I may have given the impression that I thought Diary of the Dead was the fifth part in George Romero’s zombie series... and, well, it sort of is, although it doesn’t continue the careful chronology of its four predecessors. In fact, it’s actually almost a remake of Night of the Living Dead... As in, the one where everything went batshit to begin with.
Here in Diary of the Dead everything goes batshit for the first time again – only this time it all takes place in the much-discussed “digital age” (so called because everyone wears digital watches).

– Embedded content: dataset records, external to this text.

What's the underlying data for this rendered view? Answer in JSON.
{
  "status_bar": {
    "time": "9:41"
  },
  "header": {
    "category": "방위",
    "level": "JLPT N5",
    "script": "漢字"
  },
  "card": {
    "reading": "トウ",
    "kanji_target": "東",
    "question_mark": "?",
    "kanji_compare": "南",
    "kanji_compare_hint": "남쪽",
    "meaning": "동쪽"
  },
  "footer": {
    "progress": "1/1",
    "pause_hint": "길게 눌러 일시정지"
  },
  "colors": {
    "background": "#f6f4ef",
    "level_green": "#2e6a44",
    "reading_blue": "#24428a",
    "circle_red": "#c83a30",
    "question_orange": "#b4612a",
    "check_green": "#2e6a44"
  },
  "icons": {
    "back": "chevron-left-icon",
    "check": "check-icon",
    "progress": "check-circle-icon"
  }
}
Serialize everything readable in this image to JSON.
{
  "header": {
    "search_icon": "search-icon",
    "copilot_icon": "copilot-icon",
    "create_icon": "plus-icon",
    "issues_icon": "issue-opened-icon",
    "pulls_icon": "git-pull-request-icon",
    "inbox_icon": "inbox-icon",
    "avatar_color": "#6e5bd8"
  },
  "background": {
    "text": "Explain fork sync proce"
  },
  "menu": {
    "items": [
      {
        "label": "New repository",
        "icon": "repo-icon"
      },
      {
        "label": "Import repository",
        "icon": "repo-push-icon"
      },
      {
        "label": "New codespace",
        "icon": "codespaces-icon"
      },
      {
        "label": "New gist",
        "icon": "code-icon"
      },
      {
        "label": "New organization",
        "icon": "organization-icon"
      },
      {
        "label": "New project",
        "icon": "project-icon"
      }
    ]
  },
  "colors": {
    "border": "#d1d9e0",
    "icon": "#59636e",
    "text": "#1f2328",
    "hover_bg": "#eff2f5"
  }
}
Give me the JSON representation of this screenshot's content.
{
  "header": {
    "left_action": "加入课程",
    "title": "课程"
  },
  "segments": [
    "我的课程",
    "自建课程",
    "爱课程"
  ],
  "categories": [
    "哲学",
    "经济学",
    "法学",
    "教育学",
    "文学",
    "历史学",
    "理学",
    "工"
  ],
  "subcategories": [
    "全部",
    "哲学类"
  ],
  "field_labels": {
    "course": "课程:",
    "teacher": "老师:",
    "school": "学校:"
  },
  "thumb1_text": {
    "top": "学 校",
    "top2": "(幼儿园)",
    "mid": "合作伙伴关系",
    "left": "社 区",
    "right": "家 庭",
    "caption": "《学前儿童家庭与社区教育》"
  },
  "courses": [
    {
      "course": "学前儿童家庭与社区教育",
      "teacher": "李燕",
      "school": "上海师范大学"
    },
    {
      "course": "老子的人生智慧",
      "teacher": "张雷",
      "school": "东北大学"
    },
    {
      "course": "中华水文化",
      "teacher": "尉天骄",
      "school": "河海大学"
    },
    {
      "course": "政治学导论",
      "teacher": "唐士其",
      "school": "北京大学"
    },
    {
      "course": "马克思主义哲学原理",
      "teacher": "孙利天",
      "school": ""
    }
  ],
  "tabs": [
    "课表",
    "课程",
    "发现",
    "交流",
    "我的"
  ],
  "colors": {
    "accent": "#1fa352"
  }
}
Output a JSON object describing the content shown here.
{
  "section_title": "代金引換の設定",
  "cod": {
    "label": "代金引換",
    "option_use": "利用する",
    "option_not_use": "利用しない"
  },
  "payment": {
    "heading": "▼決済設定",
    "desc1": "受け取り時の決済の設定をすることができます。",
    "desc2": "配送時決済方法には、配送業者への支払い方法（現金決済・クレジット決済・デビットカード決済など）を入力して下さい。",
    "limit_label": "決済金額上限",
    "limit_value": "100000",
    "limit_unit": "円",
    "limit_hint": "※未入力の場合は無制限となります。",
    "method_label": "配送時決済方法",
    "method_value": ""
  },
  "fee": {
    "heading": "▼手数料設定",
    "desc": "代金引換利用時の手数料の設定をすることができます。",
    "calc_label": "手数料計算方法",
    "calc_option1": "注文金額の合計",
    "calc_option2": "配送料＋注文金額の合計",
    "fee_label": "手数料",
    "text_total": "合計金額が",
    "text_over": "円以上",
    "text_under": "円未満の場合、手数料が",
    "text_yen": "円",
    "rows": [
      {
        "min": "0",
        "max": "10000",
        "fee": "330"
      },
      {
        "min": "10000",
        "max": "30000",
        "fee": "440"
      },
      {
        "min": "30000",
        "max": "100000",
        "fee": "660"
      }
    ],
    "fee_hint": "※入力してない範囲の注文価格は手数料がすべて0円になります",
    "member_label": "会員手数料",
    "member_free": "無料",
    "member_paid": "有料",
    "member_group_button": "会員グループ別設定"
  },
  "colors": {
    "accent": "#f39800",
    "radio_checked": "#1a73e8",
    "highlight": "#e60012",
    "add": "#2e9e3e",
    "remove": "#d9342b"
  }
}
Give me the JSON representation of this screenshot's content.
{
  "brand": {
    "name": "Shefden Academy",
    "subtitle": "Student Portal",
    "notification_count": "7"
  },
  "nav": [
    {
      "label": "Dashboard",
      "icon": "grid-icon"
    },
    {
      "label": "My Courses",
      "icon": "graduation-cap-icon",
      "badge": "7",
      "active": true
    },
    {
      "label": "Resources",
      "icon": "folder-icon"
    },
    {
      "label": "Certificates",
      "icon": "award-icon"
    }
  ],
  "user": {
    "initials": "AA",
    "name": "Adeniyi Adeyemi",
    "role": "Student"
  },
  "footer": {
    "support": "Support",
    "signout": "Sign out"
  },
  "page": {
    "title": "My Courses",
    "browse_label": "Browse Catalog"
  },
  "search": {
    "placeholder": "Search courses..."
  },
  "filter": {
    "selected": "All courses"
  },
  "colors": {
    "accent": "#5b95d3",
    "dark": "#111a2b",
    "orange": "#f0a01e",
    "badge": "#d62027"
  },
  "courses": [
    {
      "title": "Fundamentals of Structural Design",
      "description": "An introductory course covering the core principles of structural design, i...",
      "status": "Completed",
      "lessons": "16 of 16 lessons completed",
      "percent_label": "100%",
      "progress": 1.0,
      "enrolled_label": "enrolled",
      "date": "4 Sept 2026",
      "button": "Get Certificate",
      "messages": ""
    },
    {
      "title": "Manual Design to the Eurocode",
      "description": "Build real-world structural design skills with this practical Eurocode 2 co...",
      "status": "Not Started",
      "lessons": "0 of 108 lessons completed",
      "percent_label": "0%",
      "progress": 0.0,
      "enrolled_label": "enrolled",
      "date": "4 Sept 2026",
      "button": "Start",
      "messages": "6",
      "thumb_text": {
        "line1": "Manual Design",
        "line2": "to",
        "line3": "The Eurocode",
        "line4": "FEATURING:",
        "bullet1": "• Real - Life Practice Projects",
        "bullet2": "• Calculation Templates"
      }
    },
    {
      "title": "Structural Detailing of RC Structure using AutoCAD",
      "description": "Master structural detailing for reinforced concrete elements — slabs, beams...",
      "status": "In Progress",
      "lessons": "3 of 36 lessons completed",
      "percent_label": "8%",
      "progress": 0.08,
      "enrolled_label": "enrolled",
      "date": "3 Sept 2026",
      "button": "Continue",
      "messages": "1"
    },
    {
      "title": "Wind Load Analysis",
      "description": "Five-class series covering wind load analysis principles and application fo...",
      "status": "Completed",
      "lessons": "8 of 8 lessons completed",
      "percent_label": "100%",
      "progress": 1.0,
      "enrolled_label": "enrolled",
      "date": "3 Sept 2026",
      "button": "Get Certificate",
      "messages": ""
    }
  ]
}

Accordingly, instead of just hearing strange reports of the dead returning to life over the radio, here we get viral videos on YouTube, camera-phone footage on MySpace pages... Hell, Romero even shows Anchorwoman In Peril! on a PC screen at one point (or so I fantasized).
And of course we have a hip young cast – film students all – whom we first encounter while they’re out filming an amateur horror movie in the woods. Unlike any previous Dead movie, they’re all gorgeous – just like in your average mainstream horror movie – and it’s here that the jokes begin. Because Diary of the Dead is as much about questioning the relevance of the horror genre in the modern world as it is Romero’s fabled metaphors of “us versus... wait, we are them!”.
Our squeaky-clean teens call themselves documentarians, but their idea of making a documentary is pointing their cell phones at each other and asking for sound bites. Horror is something they clearly believe beneath them – although they obviously also have no idea what they’re doing, since they’re making an old-fashioned, hopelessly anachronistic mummy movie complete with a bandaged baddie and fleeing girl in gothic dress.
So when the dead really do begin to rise, these MySpace-generation media-junkies actually find themselves more at home with videoing the kinds of atrocities they’ve seen on the news a million times before, with the aim of putting the footage online and “getting the truth out”. Despite being forced to kill friends, discover dead family members and survive zombie attacks, they barely bat an eyelid. But, as they point out, they’ve become completely desensitised – as much by making video footage as by viewing it.
As for whether you’ll feel any actual sympathy for these cyber-ciphers of characters, I’m less sure. Yes, Diary of the Dead works as a zombie movie (and Romero is the master of the unexpected detail) but I’m not sure it horrifies as a horror movie. There just isn’t the emotional investment. But, as far as I’m concerned, Romero owns the zombie genre and can do whatever the hell he likes with it. He’s already made four undead epics fizzing with emotional and intellectual stimulus... If he thinks the time is right for a step back from the fear-factor in order to shuffle zombie-style in a new direction, then I’m right there with him. And Diary of the Dead is definitely a new direction, one that the director sees right through to the sticky end.
Rating: 4/5
1 comment:
Ross mate,
I concur on all accounts. Only slightly diverging from you here and there. It doesn't really work for me as a zombie film or even really as a horror film. It worked as a vessel for social commentary - yeah absolutely spot on. I appreciate his overt renderings of a panoptic gaze and the commentary on the political failings of the media. But, believe it or not, I actually preferred LAND OF THE DEAD. And I know many a Romero fan who DID NOT like that film. I totally did and prefer it to Diary. Frankly, the Zombie movie in recent years that REALLY made me stand up and shout was Spain's .Rec! LOVED your review Ross. All the best.